Let $$X$$ be a finite say $$n$$ dimensional inner product space. every $$x \in X$$ can be expressed as

$$x = \sum_{i=1}^{n}\alpha_i v_i$$ with $$a_i$$ scalars and $$v_i$$ are the elements from the basis set.

To show that a bounded and closed subset $$S$$ of $$X$$ is compact, one needs to show that every sequence $$(s_n)$$ in $$S$$ has a convergent sub-sequence $$(s_{n_{k}})$$ in $$S$$.

I am not sure how to show this.

Since you have a finite-dimensional inner product space, you can always find an orthonormal basis (via Gram-Schmidt). Let $$(e_1, \ldots, e_n)$$ be such a basis for an inner product space $$X$$, and suppose $$K \subseteq X$$ is closed and bounded by $$M$$ (i.e. $$v \in K \implies \|v\| \le M$$).
Consider the linear maps $$\langle \cdot, e_i \rangle$$. Using Cauchy-Schwarz, you can show that these linear maps are continuous.
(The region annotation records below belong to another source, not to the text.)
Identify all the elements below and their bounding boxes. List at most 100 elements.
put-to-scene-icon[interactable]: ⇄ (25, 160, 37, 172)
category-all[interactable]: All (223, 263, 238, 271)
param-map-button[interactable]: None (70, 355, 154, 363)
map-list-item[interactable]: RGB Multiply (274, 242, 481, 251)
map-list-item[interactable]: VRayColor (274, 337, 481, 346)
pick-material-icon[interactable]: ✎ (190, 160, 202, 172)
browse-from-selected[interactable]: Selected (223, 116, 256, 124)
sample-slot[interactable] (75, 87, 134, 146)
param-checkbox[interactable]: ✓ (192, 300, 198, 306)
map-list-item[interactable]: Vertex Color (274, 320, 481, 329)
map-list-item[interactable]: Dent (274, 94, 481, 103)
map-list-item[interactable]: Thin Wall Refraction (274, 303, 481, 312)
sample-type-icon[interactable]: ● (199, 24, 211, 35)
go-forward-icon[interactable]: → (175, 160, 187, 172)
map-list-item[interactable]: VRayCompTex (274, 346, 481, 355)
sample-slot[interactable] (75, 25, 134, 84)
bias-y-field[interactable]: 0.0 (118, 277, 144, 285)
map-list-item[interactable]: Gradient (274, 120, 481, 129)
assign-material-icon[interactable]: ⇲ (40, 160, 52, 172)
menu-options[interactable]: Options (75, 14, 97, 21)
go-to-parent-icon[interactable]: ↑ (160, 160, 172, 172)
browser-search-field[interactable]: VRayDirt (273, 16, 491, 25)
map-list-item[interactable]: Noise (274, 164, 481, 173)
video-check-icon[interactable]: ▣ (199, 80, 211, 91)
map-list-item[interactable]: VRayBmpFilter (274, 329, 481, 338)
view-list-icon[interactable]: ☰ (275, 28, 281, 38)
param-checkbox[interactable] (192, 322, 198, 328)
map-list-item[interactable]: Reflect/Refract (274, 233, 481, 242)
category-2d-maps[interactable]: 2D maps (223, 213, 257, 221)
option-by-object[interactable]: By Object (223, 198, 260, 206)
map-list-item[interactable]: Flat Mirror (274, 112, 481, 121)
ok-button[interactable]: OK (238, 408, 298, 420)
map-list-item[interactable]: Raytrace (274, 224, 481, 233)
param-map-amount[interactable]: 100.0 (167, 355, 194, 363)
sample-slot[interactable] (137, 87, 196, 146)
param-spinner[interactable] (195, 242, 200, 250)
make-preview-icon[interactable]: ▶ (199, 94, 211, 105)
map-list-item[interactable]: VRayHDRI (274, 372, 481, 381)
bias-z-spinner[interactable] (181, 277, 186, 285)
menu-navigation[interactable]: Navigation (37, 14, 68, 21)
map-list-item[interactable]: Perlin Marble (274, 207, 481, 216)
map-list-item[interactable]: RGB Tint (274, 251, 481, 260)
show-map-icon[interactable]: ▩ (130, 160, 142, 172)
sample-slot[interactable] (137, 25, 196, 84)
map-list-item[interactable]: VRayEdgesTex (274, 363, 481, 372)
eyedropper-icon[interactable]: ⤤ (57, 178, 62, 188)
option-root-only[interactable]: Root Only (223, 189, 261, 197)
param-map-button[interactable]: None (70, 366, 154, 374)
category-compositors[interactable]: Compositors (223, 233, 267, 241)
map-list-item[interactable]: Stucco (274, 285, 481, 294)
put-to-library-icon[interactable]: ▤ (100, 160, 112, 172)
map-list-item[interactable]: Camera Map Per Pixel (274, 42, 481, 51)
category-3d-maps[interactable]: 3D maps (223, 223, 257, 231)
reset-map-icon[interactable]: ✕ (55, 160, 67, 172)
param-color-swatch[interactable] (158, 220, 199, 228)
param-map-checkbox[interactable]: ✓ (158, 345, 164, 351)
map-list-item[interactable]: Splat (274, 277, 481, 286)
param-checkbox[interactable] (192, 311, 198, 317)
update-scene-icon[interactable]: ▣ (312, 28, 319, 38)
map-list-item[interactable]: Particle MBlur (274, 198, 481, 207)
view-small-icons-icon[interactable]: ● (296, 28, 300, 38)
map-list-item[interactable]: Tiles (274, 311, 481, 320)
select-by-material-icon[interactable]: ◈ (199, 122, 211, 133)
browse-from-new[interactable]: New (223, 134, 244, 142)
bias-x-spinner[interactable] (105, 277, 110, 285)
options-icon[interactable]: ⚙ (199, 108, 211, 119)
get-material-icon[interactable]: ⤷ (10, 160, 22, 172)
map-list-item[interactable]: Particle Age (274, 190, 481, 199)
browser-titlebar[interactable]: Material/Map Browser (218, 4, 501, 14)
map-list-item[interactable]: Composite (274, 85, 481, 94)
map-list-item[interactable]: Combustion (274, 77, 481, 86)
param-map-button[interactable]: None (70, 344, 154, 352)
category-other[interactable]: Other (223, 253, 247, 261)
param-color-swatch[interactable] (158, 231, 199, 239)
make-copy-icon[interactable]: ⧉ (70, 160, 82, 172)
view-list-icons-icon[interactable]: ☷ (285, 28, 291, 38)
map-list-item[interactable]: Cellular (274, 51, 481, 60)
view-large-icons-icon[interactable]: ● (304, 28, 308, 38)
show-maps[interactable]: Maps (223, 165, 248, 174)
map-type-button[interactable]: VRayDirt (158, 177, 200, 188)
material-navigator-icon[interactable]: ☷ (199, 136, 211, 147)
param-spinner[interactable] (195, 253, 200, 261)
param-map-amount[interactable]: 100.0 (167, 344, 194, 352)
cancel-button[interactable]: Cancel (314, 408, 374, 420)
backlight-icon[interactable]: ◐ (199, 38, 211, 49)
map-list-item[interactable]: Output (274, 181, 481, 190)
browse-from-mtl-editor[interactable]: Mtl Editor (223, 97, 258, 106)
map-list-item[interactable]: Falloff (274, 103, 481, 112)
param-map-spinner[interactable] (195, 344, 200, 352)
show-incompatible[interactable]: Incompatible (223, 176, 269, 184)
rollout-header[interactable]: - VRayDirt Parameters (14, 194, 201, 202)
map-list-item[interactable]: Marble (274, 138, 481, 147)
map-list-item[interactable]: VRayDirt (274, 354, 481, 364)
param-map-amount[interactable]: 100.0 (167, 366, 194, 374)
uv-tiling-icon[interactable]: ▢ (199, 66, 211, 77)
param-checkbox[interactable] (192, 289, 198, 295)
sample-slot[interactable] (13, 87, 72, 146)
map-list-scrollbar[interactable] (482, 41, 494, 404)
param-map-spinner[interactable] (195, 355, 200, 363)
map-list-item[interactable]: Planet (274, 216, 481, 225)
Moreover, by the same inequality, if $$x \in K$$, then $$|\langle x, e_i \rangle| \le \|x\| \cdot \|e_i\| = \|x\| \le M.$$ Consider a sequence $$(x_i) \in K$$. The sequence $$\langle x_i, e_1 \rangle$$ is contained in the compact interval $$[-M, M]$$, and so there must be a convergent subsequence, say, $$(x_{i_j})$$. Then $$\langle x_{i_j}, e_2\rangle$$ is a sequence contained in $$[-M, M]$$, so another convergent (sub-)subsequence. A third (sub-sub-)subsequence guarantees that $$\langle x_i, e_3\rangle$$ converges, etc. After $$n$$ iterations (a sub-sub-...-subsequence), you'll have a sequence (call it $$(y_j)$$) such that $$\langle y_j, e_i \rangle$$ converges to some $$a_i \in [-M, M]$$ for all $$i = 1, \ldots, n$$ (as $$j \to \infty$$). This sequence will be a subsequence of $$(x_i)$$.
So, with this in mind, let's prove that $$y_j \to a_1 e_1 + \ldots + a_n e_n =: y$$. By a standard result, we have, for each $$j$$, $$y_j = \langle y_j, e_1 \rangle e_1 + \ldots + \langle y_j, e_n \rangle e_n.$$ Thus, by Pythagoras's theorem, $$\|y_j - y\|^2 = |\langle y_j, e_1 \rangle - a_1|^2 + \ldots + |\langle y_j, e_n \rangle - a_n|^2,$$ which is the sum of $$n$$ sequences that all converge to $$0$$, hence $$\|y_j - y\| \to 0$$, i.e $$y_j \to y$$. That is, we started with an arbitrary sequence $$(x_i)$$, formed a subsequence $$(y_j)$$, and constructed a limit for the sequence. How do we know that $$y \in K$$? Because $$K$$ is closed!
The map $$\sum \alpha_i v_i \to (a_1,a_2,...,a_n)$$ is an isomorhpism. Since linear maps are continuous on finite dimensional spaces this is a homeomorphism. So it preserves boundedness, closedness and compactnes. In the usual topology of $$\mathbb R^{n}$$/$$\mathbb C^{n}$$ any closed and bounded set is compact so the same is true in the given space.